Vielleicht ist der Account so erfolgreich, weil die Clips einerseits von großer Albernheit geprägt sind und mit Variationen der immergleichen Scherze übers Saufen, den Fuckboy und den tristen Bürojob arbeiten, das aber mit so großer Feinfühligkeit und Treffsicherheit tun, dass sie erstaunlicherweise nie ermüden. Die Nullersensibilität funktioniert hier über eine Haltung, die die Betreiberïnnen von Galeria Arschgeweih im Interview mit der »Vogue« folgendermaßen bestimmen: »Glamour, Contenance und eine spitze Zunge«. Ihre Herstellung lebt von der zwar humoristisch überdrehten, aber in gewisser Weise spürbar aufrichtigen – und darin postironischen – Identifikation mit Kader Loth und anderen.
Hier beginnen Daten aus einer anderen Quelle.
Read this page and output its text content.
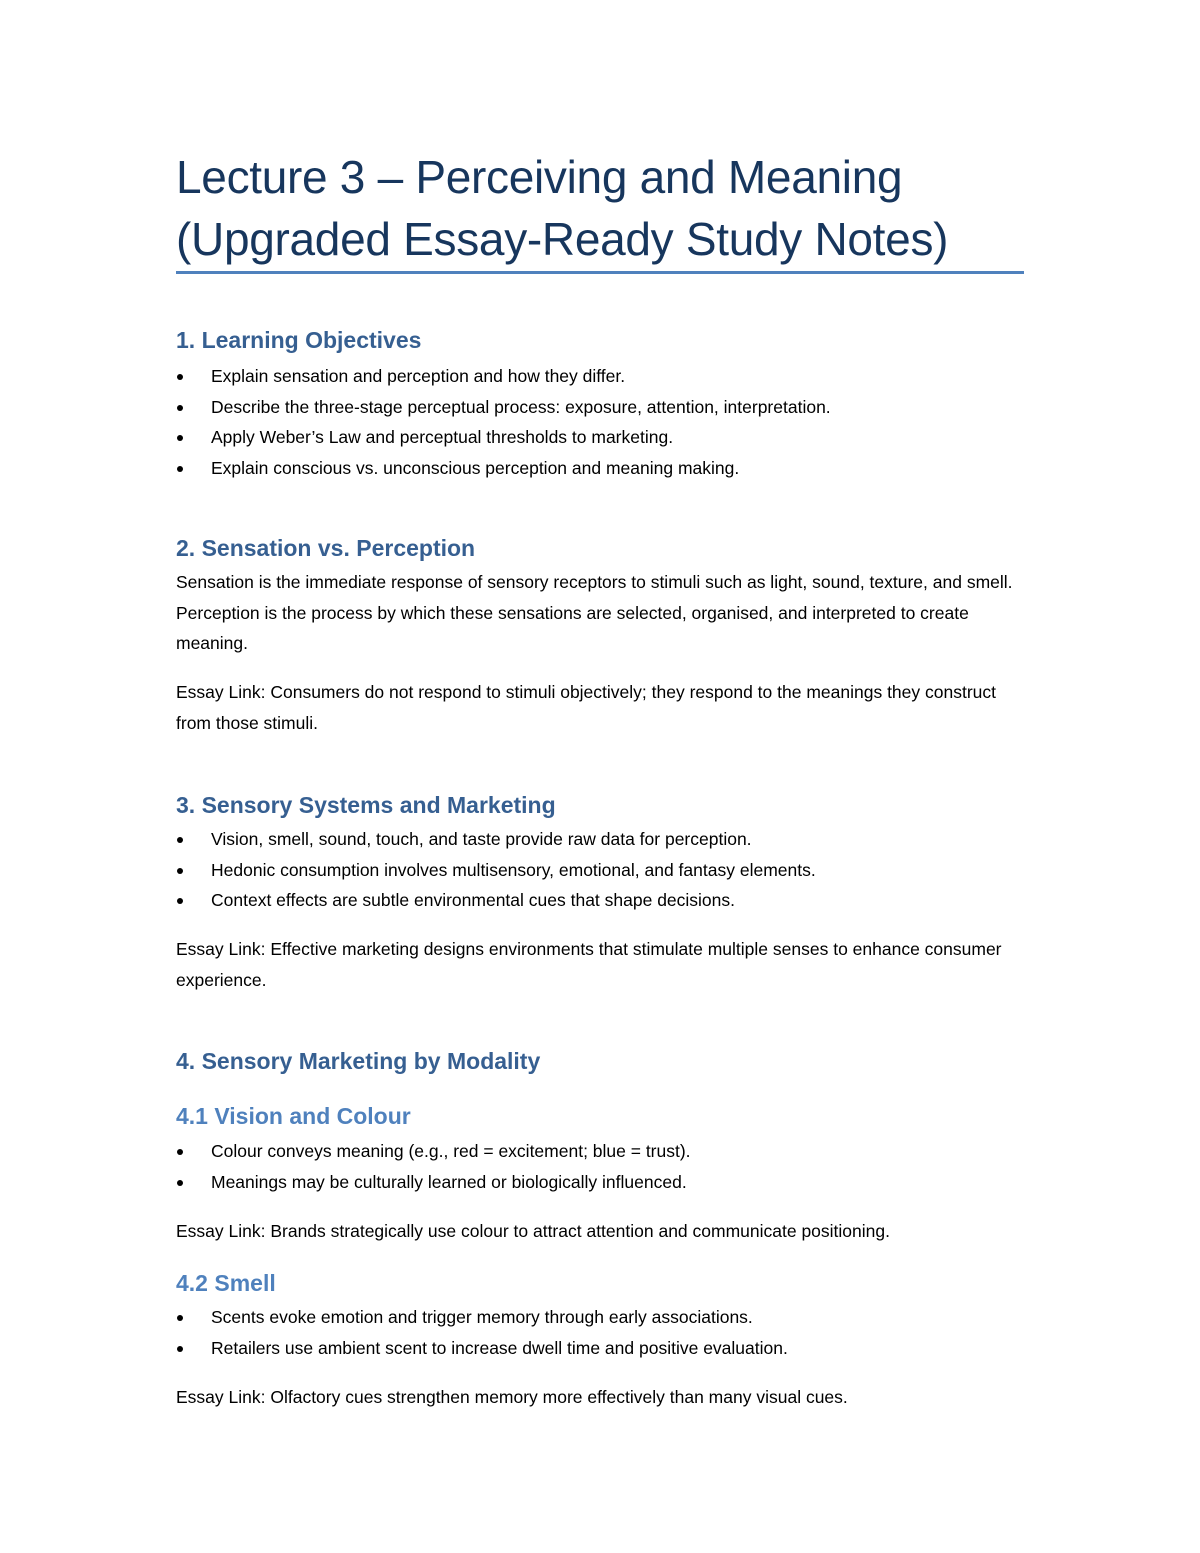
Lecture 3 – Perceiving and Meaning
(Upgraded Essay-Ready Study Notes)
1. Learning Objectives
Explain sensation and perception and how they differ.
Describe the three-stage perceptual process: exposure, attention, interpretation.
Apply Weber’s Law and perceptual thresholds to marketing.
Explain conscious vs. unconscious perception and meaning making.
2. Sensation vs. Perception

Sensation is the immediate response of sensory receptors to stimuli such as light, sound, texture, and smell. Perception is the process by which these sensations are selected, organised, and interpreted to create meaning.

Essay Link: Consumers do not respond to stimuli objectively; they respond to the meanings they construct from those stimuli.

3. Sensory Systems and Marketing
Vision, smell, sound, touch, and taste provide raw data for perception.
Hedonic consumption involves multisensory, emotional, and fantasy elements.
Context effects are subtle environmental cues that shape decisions.

Essay Link: Effective marketing designs environments that stimulate multiple senses to enhance consumer experience.

4. Sensory Marketing by Modality
4.1 Vision and Colour
Colour conveys meaning (e.g., red = excitement; blue = trust).
Meanings may be culturally learned or biologically influenced.

Essay Link: Brands strategically use colour to attract attention and communicate positioning.

4.2 Smell
Scents evoke emotion and trigger memory through early associations.
Retailers use ambient scent to increase dwell time and positive evaluation.

Essay Link: Olfactory cues strengthen memory more effectively than many visual cues.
Im Interview heißt es programmatisch: »Diese allgemeine – und vielleicht auch sehr deutsche – Haltung, alles, was irgendwie Pop ist oder war, direkt mit ›Trash‹ gleichzusetzen, lehnen wir grundsätzlich ab […]. Für uns sind die Popstars in unserem Insta-Feed kein ›Trash‹, sondern pures Gold.« Oder mit Susan Sontag gesprochen: »Camp is a tender feeling«. So treffen sich Galeria Arschgeweih, Lorde und Billie Eilish am Ende doch noch – vereint in emphatischer Nullersensibilität.